Hi everyone!
I read from the user guide that Stan does not support the zero-inflated model for continuous distribution for now. I am wondering if there is a way out or around? For example, a simplified problem may look like:
y_i=0 with probability \theta and y_i\sim \text{lognormal}(\mu_i, \sigma_i^2) with probability 1-\theta, \mu_i and \sigma_i follows some prior distributions, i=1,\cdots,n.

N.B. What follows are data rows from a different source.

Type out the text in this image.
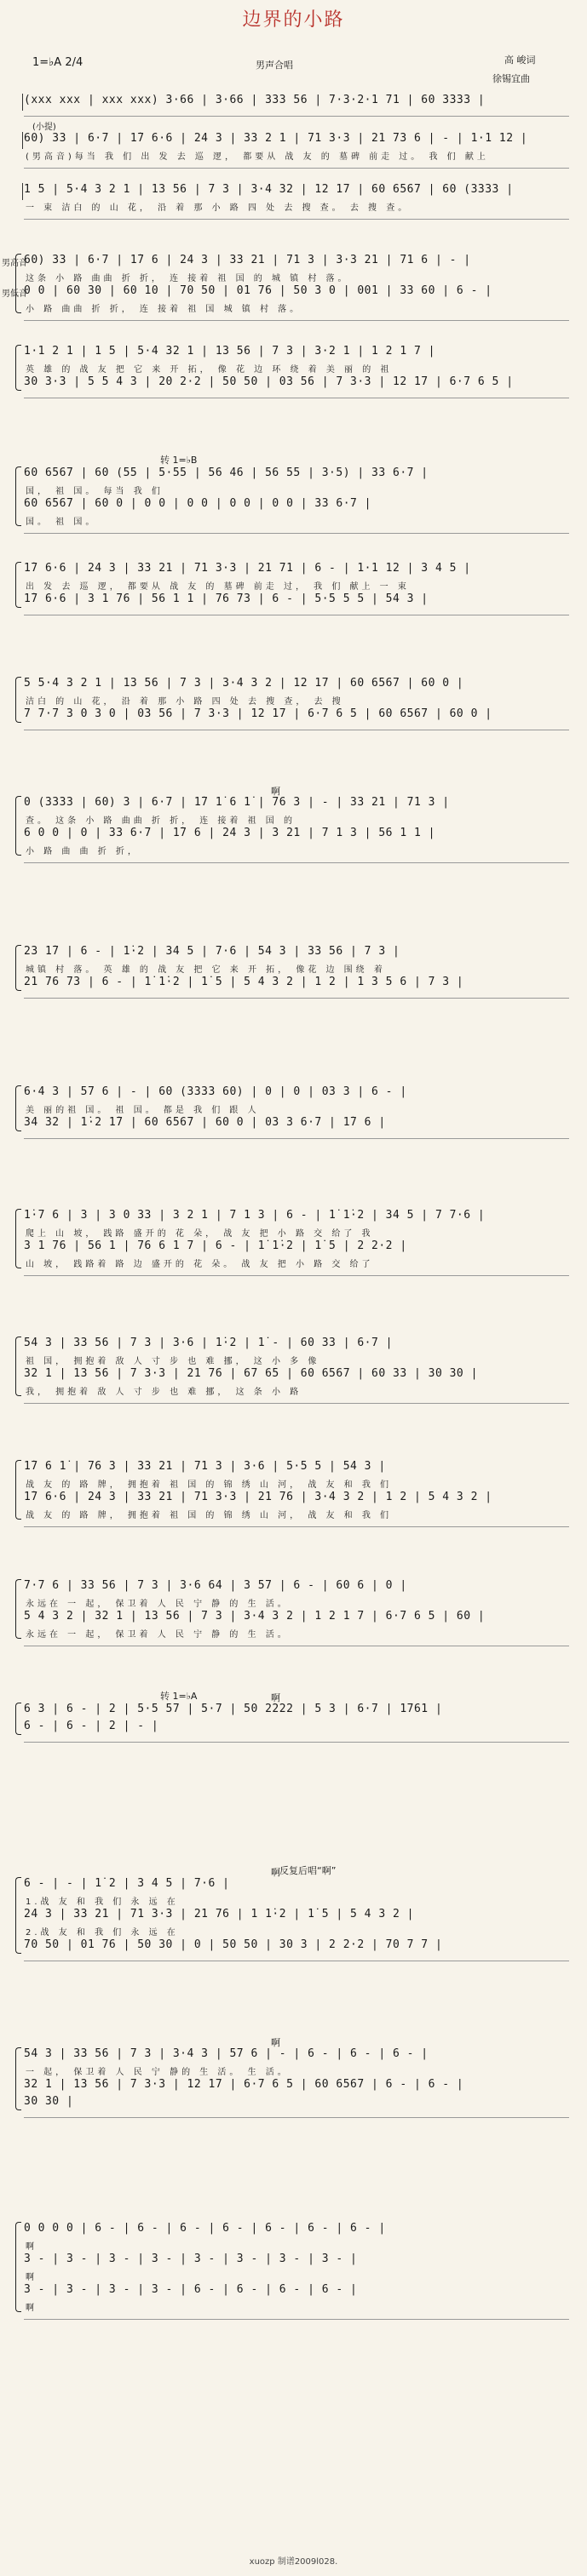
边界的小路
1=♭A 2/4	男声合唱	高 峻词
徐锡宜曲
(小提)
(xxx xxx | xxx xxx) 3·66 | 3·66 | 333 56 | 7·3·2·1 71 | 60 3333 |
60) 33 | 6·7 | 1̇7 6·6 | 24 3 | 33 2 1 | 71 3·3 | 21 73 6 | - | 1·1 12 |
(男高音)每当 我 们 出 发 去 巡 逻， 都要从 战 友 的 墓碑 前走 过。 我 们 献上
1 5 | 5·4 3 2 1 | 13 56 | 7 3 | 3·4 32 | 12 17 | 60 6567 | 60 (3333 |
一 束 洁白 的 山 花， 沿 着 那 小 路 四 处 去 搜 查。 去 搜 查。
60) 33 | 6·7 | 1̇7 6 | 24 3 | 33 21 | 71 3 | 3·3 21 | 71 6 | - |
这条 小 路 曲曲 折 折， 连 接着 祖 国 的 城 镇 村 落。
0 0 | 60 30 | 60 10 | 70 50 | 01 76 | 50 3 0 | 001 | 33 60 | 6 - |
小 路 曲曲 折 折， 连 接着 祖 国 城 镇 村 落。
男高音
男低音
1·1 2 1 | 1 5 | 5·4 32 1 | 13 56 | 7 3 | 3·2 1 | 1 2 1 7 |
英 雄 的 战 友 把 它 来 开 拓， 像 花 边 环 绕 着 美 丽 的 祖
30 3·3 | 5 5 4 3 | 20 2·2 | 50 50 | 03 56 | 7 3·3 | 12 17 | 6·7 6 5 |
转 1=♭B
60 6567 | 60 (55 | 5·55 | 56 46 | 56 55 | 3·5) | 33 6·7 |
国， 祖 国。 每当 我 们
60 6567 | 60 0 | 0 0 | 0 0 | 0 0 | 0 0 | 33 6·7 |
国。 祖 国。
1̇7 6·6 | 24 3 | 33 21 | 71 3·3 | 21 71 | 6 - | 1·1 12 | 3 4 5 |
出 发 去 巡 逻， 都要从 战 友 的 墓碑 前走 过， 我 们 献上 一 束
1̇7 6·6 | 3 1 76 | 56 1 1 | 76 73 | 6 - | 5·5 5 5 | 54 3 |
5 5·4 3 2 1 | 13 56 | 7 3 | 3·4 3 2 | 12 17 | 60 6567 | 60 0 |
洁白 的 山 花， 沿 着 那 小 路 四 处 去 搜 查， 去 搜
7 7·7 3 0 3 0 | 03 56 | 7 3·3 | 12 17 | 6·7 6 5 | 60 6567 | 60 0 |
0 (3333 | 60) 3 | 6·7 | 1̇7 1̇ 6 1̇ | 76 3 | - | 33 21 | 71 3 |
查。 这条 小 路 曲曲 折 折， 连 接着 祖 国 的
6 0 0 | 0 | 33 6·7 | 1̇7 6 | 24 3 | 3 21 | 7 1 3 | 56 1 1 |
小 路 曲 曲 折 折，
啊
23 1̇7 | 6 - | 1̇·2 | 34 5 | 7·6 | 54 3 | 33 56 | 7 3 |
城镇 村 落。 英 雄 的 战 友 把 它 来 开 拓， 像花 边 围绕 着
21 76 73 | 6 - | 1̇ 1̇·2 | 1̇ 5 | 5 4 3 2 | 1 2 | 1 3 5 6 | 7 3 |
6·4 3 | 57 6 | - | 60 (3333 60) | 0 | 0 | 03 3 | 6 - |
美 丽的祖 国。 祖 国。 都是 我 们 跟 人
34 32 | 1̇·2 1̇7 | 60 6567 | 60 0 | 03 3 6·7 | 1̇7 6 |
1̇·7 6 | 3 | 3 0 33 | 3 2 1 | 7 1 3 | 6 - | 1̇ 1̇·2 | 34 5 | 7 7·6 |
爬上 山 坡， 践路 盛开的 花 朵， 战 友 把 小 路 交 给了 我
3 1 76 | 56 1 | 76 6 1 7 | 6 - | 1̇ 1̇·2 | 1̇ 5 | 2 2·2 |
山 坡， 践路着 路 边 盛开的 花 朵。 战 友 把 小 路 交 给了
54 3 | 33 56 | 7 3 | 3·6 | 1̇·2 | 1̇ - | 60 33 | 6·7 |
祖 国， 拥抱着 敌 人 寸 步 也 难 挪， 这 小 多 像
32 1 | 13 56 | 7 3·3 | 21 76 | 67 65 | 60 6567 | 60 33 | 30 30 |
我， 拥抱着 敌 人 寸 步 也 难 挪， 这 条 小 路
1̇7 6 1̇ | 76 3 | 33 21 | 71 3 | 3·6 | 5·5 5 | 54 3 |
战 友 的 路 牌， 拥抱着 祖 国 的 锦 绣 山 河， 战 友 和 我 们
1̇7 6·6 | 24 3 | 33 21 | 71 3·3 | 21 76 | 3·4 3 2 | 1 2 | 5 4 3 2 |
战 友 的 路 牌， 拥抱着 祖 国 的 锦 绣 山 河， 战 友 和 我 们
7·7 6 | 33 56 | 7 3 | 3·6 64 | 3 57 | 6 - | 60 6 | 0 |
永远在 一 起， 保卫着 人 民 宁 静 的 生 活。
5 4 3 2 | 32 1 | 13 56 | 7 3 | 3·4 3 2 | 1 2 1 7 | 6·7 6 5 | 60 |
永远在 一 起， 保卫着 人 民 宁 静 的 生 活。
转 1=♭A
6 3 | 6 - | 2 | 5·5 57 | 5·7 | 50 2222 | 5 3 | 6·7 | 1761 |
6 - | 6 - | 2 | - |
啊
反复后唱“啊”
6 - | - | 1̇ 2 | 3 4 5 | 7·6 |
1.战 友 和 我 们 永 远 在
24 3 | 33 21 | 71 3·3 | 21 76 | 1 1̇·2 | 1̇ 5 | 5 4 3 2 |
2.战 友 和 我 们 永 远 在
70 50 | 01 76 | 50 30 | 0 | 50 50 | 30 3 | 2 2·2 | 70 7 7 |
啊
54 3 | 33 56 | 7 3 | 3·4 3 | 57 6 | - | 6 - | 6 - | 6 - |
一 起， 保卫着 人 民 宁 静的 生 活。 生 活。
32 1 | 13 56 | 7 3·3 | 12 17 | 6·7 6 5 | 60 6567 | 6 - | 6 - |
30 30 |
啊
0 0 0 0 | 6 - | 6 - | 6 - | 6 - | 6 - | 6 - | 6 - |
啊
3 - | 3 - | 3 - | 3 - | 3 - | 3 - | 3 - | 3 - |
啊
3 - | 3 - | 3 - | 3 - | 6 - | 6 - | 6 - | 6 - |
啊
xuozp 制谱2009l028.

I followed max’s response in another thread and wrote the following stan model:
model2='
data {
int<lower=0> N;
int<lower=0> y[N];
}
parameters {
real<lower=0, upper=1> theta;
real mu;
real<lower=0> sigma;
}
model {
mu ~ normal(0, 10);
sigma ~ lognormal(0, 2);
for (n in 1:N) {
if (y[n] == 0)
target += bernoulli_lpmf(0 | theta);
else
target += bernoulli_lpmf(1 | theta) + lognormal_lpdf(y[n] | mu,sigma);
}
}
'
I generate some data points and test the model above:
set.seed(1)
z = rbinom(200,1,0.8)
generate_lognormal = function(z) ifelse(z==0, 0, exp(rnorm(1,0,1)))
y = sapply(z, generate_lognormal)
dat2 = list(N=200, y=y)
fit2 <- stan(model_code=model2, data=dat2, chains=2, warmup=500, iter=1000, cores=1, refresh=0)
But I got an error:
Error in mod$fit_ptr() :
Exception: int variable contained non-int values; processing stage=data initialization; variable name=y; base type=int (in ‘model10c6d393b3f99_728a875fb87c0036fa51d56fb3a6ee03’ at line 4)
failed to create the sampler; sampling not done
It seems that y must be an integer… Is this a requirement for the hurdle model? Does anyone encounter similar problems? Thanks for your help!